10 December 2021

Line up

Usually, Lineman beers arrive here in ones and twos but I have an unprecedented trio of winter releases today, kindly dropped off to me by the brewery before I got around to buying them.

In a seasonally appropriate way, dark and strong is the theme, and the lightest of the bunch is a brown ale at a mere 6% ABV. Big Calm's can makes all the promises of the style: smooth caramel, coffee and chocolate. And it's not lying. Fresh and rich espresso is present in the aroma as well as lingering long into the aftertaste. That provides a bitter roasted balance to a central toffee sweetness. While that's all rather jolly, and makes for an exceedingly drinkable, refreshing, brown ale experience, I think it could do with being a touch bolder, especially given the strength. The mouthfeel is a little thin and the flavour somewhat muted as a result. I let it warm to see if more character would emerge but it didn't make much difference. Were this presented at 4% ABV or below I would be singing its praises. At 6% I think it should be heftier, enjoyable and all that it is.
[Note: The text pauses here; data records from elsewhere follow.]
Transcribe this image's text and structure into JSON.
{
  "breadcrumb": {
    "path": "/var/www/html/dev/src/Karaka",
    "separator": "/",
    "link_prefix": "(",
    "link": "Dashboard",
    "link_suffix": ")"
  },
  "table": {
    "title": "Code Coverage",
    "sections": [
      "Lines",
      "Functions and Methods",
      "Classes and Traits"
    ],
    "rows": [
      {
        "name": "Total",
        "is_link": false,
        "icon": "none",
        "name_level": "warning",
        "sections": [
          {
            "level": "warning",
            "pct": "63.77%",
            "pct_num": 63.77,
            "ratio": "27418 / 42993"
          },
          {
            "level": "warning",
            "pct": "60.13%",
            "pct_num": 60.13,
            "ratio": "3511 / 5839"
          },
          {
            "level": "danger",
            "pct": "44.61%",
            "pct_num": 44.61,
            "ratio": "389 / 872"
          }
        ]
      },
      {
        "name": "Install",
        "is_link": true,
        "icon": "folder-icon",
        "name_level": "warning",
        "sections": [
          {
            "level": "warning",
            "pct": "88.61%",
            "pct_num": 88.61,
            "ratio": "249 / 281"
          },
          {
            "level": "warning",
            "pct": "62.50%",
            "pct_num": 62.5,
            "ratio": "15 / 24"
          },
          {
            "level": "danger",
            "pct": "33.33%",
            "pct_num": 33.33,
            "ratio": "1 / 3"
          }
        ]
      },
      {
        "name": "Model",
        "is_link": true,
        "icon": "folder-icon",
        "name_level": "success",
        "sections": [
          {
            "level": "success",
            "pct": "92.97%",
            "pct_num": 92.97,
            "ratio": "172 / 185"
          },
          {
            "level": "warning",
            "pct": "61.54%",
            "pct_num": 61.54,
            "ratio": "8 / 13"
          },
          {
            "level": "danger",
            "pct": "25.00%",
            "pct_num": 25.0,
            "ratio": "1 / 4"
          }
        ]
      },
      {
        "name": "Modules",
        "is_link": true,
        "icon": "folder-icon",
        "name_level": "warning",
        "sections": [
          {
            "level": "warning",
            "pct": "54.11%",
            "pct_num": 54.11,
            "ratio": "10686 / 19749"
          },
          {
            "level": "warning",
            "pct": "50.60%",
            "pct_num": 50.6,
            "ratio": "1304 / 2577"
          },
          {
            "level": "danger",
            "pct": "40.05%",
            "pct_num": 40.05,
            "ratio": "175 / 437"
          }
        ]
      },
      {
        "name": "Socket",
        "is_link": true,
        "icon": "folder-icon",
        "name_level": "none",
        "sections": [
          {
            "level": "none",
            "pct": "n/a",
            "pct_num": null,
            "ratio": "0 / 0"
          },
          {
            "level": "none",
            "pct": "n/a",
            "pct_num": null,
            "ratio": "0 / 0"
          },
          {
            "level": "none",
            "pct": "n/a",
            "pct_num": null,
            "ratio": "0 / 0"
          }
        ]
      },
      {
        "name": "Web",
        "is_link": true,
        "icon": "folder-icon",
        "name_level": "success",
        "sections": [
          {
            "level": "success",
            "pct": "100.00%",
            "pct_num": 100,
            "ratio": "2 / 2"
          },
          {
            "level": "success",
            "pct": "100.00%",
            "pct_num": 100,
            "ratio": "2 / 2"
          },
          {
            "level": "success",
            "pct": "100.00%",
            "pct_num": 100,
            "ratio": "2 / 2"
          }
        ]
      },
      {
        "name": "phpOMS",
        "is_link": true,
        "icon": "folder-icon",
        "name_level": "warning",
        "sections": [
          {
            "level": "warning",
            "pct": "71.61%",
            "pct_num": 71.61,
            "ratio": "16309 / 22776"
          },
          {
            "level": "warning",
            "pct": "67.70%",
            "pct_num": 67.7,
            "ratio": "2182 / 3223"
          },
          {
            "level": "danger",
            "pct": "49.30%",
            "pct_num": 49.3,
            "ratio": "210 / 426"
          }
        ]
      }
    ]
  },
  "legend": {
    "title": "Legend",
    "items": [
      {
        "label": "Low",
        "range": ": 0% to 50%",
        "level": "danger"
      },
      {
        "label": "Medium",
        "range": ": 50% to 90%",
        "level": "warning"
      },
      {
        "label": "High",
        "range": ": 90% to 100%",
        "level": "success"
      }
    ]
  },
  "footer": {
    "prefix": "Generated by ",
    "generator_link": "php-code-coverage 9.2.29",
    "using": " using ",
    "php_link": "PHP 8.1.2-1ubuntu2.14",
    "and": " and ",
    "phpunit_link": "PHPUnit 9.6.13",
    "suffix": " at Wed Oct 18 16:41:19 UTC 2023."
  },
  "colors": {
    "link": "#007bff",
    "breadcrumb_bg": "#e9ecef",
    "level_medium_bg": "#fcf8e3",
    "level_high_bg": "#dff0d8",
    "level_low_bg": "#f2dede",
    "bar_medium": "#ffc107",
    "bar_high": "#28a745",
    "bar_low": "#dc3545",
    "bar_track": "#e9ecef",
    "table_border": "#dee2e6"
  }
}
From brown ale to stout, and the new one is called Phases. "Barrel aged export stout" is the blurb and I decided to play Guess The Barrel. From the massive hit of sweet vanilla I reckoned bourbon, and I was correct. This is not a subtle affair, and tastes not so much like it was matured in whiskey barrels but rather that a couple of shots have been poured directly into the can. There's a raw oak quality to it, and a substantial alcohol burn, even at the relatively modest 7.8% ABV. An underlying seam of smooth chocolate rescues it, softening it and adding a degree of luxury. It's good, but I prefer a bit more nuance in this kind of beer. Hence I bought an additional can to put away for a while and it will be interesting to see how it develops.

The finisher is a whopper of a barley wine, Insulator, aged in port barrels and finishing at 14.8% ABV. It looked to be pouring flat at first, but a modest head formed gradually, a function of the beer's extreme viscosity. Still, it carries that well -- thickly textured but complex enough that you only need a sip at a time. The port side is very well represented, starting with the raisiny aroma which also includes a hint of chocolate but surprisingly little booze. In the flavour that turns to full-on red wine, possibly even a fortified one. There's an oaky dryness in with the sweet grape, leading on to a peppery finish. It's still definitely a beer though, with that sweet chocolate element running all through the flavour, plus rich bourbon biscuits and a very slight greenly bitter buzz of hops emerging as it warms. The Lineman signature is the balance: it's not hot or any way extremely flavoured. Instead this powerhouse is balanced and approachable; one to savour and explore.

One each of this lot makes for a very decent winter's night in. Despite appearances, they don't have much in common but complement each other nicely. A symphony in garnet.